É importante esclarecer: os Correios não possuem apenas uma “dívida bancária simples”, como uma empresa privada tradicional. O que existe é um conjunto de passivos que inclui:
- Déficits operacionais acumulados;
- Provisões trabalhistas bilionárias;
- Obrigações judiciais;
- Empréstimos contratados com garantia da União.
Nos últimos anos, a empresa negociou empréstimos bilionários com prazos longos (até 2040), com garantia do Tesouro Nacional.
📉 Por Que Bolsonaro Não Pagou a Dívida?
A resposta é técnica: porque não havia superávit suficiente para quitar passivos acumulados de anos anteriores.
Mesmo com lucros em parte do período, esses valores foram insuficientes para:
- Cobrir integralmente prejuízos passados;
- Amortizar passivos trabalhistas;
- Quitar dívidas bancárias estruturais;
- Investir na modernização necessária.
Além disso, não houve um grande aporte direto do Tesouro para liquidar os passivos históricos.
📆 Como Funciona a Amortização?
Hoje, a amortização ocorre principalmente sobre empréstimos contratados.
Em termos práticos:
- Parte da receita anual é destinada ao pagamento de juros e parcelas;
- O cronograma varia conforme os contratos bancários;
- Como muitos passivos são judiciais ou provisionados, não existe uma “parcela fixa mensal única” divulgada publicamente.
A empresa, portanto, enfrenta um ciclo difícil: receita pressionada, despesas rígidas e necessidade de pagamento de obrigações passadas.
⚠️ O Problema Real
A crise dos Correios não é apenas contábil — é estrutural.
O modelo de empresa pública com obrigação de universalização, somado à concorrência privada nos trechos mais lucrativos, cria um desequilíbrio natural. Enquanto empresas privadas escolhem onde operar com lucro, os Correios são obrigados a atender todo o território nacional, inclusive áreas deficitárias.

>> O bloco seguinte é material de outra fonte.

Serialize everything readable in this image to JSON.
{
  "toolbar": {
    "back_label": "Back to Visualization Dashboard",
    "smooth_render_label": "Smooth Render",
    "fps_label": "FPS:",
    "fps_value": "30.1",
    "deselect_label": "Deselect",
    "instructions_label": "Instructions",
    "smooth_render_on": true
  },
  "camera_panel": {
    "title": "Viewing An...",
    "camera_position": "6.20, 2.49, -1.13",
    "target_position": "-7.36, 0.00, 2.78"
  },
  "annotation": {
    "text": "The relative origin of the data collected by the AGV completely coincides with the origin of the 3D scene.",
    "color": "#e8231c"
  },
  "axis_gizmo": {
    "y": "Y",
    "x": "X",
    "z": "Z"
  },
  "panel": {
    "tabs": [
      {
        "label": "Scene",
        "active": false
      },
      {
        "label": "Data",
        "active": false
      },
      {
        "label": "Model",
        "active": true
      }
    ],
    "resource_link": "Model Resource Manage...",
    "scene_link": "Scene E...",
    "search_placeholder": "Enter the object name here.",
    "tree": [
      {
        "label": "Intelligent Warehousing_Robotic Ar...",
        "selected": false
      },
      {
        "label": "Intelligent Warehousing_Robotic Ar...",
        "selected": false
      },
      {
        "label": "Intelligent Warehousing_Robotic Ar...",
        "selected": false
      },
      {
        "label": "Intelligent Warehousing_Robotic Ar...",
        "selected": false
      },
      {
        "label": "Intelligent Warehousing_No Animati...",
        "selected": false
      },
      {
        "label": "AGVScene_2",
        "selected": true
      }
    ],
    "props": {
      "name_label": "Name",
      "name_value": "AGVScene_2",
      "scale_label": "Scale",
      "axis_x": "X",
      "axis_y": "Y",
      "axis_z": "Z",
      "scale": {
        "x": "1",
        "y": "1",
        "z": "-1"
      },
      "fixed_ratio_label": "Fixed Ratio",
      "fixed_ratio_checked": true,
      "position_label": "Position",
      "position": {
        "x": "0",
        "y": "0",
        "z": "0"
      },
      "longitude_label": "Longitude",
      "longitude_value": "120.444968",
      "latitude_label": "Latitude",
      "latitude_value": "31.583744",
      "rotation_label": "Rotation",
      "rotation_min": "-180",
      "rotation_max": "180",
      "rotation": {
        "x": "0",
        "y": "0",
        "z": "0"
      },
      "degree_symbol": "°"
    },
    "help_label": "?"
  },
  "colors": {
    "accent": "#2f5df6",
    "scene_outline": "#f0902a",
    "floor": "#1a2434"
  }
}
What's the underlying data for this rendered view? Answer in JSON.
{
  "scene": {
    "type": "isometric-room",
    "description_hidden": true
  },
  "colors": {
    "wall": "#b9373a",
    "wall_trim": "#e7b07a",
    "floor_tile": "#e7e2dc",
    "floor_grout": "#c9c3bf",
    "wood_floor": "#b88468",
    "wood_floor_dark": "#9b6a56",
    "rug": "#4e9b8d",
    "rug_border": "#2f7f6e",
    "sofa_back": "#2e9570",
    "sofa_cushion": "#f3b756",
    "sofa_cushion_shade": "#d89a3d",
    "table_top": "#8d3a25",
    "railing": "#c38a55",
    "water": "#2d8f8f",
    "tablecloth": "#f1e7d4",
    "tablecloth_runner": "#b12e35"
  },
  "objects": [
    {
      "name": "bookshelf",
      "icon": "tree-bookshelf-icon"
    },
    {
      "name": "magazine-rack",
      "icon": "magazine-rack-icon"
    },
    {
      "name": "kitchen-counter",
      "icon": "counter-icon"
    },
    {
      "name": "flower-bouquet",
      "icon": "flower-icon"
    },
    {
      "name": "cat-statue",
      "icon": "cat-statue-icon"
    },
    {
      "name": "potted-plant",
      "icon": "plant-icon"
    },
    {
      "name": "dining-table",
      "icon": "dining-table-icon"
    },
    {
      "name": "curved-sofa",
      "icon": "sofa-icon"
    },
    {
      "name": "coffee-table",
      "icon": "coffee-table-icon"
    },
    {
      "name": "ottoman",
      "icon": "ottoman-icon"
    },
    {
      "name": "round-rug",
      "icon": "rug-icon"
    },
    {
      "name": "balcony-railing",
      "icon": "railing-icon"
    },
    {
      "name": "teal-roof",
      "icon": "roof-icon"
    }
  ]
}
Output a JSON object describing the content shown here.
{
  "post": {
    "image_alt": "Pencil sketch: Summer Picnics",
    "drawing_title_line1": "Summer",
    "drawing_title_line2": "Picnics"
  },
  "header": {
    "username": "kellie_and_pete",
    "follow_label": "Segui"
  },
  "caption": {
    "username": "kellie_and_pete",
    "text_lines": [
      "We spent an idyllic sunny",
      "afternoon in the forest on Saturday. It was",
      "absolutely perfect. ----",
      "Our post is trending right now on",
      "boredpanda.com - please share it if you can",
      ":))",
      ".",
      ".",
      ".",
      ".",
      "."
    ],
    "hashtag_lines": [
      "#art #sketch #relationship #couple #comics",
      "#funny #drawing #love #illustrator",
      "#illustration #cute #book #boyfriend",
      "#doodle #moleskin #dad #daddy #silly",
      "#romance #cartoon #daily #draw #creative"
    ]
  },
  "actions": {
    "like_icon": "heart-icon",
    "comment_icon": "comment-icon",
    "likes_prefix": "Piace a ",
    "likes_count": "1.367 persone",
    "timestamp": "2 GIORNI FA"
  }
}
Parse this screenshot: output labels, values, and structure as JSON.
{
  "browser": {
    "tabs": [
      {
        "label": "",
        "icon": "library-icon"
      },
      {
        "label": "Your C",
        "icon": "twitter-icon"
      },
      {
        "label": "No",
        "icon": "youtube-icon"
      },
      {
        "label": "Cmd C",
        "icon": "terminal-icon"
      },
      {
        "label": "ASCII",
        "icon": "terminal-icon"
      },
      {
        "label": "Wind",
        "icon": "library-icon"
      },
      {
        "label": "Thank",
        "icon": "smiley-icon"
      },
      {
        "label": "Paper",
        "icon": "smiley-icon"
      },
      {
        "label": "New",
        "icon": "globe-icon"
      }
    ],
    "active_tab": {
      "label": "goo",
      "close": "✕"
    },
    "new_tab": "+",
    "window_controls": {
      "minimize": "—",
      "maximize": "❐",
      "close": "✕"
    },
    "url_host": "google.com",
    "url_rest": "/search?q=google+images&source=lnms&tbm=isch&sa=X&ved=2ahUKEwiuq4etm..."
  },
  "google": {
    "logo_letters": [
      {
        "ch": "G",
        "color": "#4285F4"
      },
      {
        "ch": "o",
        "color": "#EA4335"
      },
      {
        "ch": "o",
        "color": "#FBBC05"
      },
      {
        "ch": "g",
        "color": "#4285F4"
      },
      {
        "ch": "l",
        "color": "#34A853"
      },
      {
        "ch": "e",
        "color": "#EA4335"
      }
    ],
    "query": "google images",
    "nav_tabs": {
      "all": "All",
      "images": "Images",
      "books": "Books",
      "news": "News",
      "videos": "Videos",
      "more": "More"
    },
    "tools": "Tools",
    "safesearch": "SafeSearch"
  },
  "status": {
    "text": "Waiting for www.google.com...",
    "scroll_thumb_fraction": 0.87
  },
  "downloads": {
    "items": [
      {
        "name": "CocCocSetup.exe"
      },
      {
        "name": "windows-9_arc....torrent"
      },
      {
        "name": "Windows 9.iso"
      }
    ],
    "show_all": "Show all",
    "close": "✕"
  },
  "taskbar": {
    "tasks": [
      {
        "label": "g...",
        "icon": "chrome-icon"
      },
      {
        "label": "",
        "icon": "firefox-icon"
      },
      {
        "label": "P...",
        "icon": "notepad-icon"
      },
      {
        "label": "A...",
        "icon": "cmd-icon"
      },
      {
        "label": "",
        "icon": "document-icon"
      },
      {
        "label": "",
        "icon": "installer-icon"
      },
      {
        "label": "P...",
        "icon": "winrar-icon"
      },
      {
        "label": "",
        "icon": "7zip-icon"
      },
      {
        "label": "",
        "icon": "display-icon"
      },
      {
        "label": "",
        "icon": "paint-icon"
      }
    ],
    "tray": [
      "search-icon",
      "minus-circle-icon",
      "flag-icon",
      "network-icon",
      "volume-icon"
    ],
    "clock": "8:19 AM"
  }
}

Sem reforma profunda, capitalização consistente ou redefinição do modelo de negócio, a tendência é de pressão crescente sobre as contas públicas.
📌 Conclusão
A dívida dos Correios atravessou governos.
- Cresceu nos anos de prejuízo;
- Foi parcialmente contida no governo Temer;
- Teve lucros temporários no governo Bolsonaro;
- Voltou a pressionar fortemente o caixa.
Não se trata de um problema pontual, mas de uma soma de decisões políticas, mudanças de mercado e falta de modernização estrutural.
A pergunta que permanece é: o Brasil continuará financiando déficits sucessivos ou enfrentará a reforma estrutural necessária?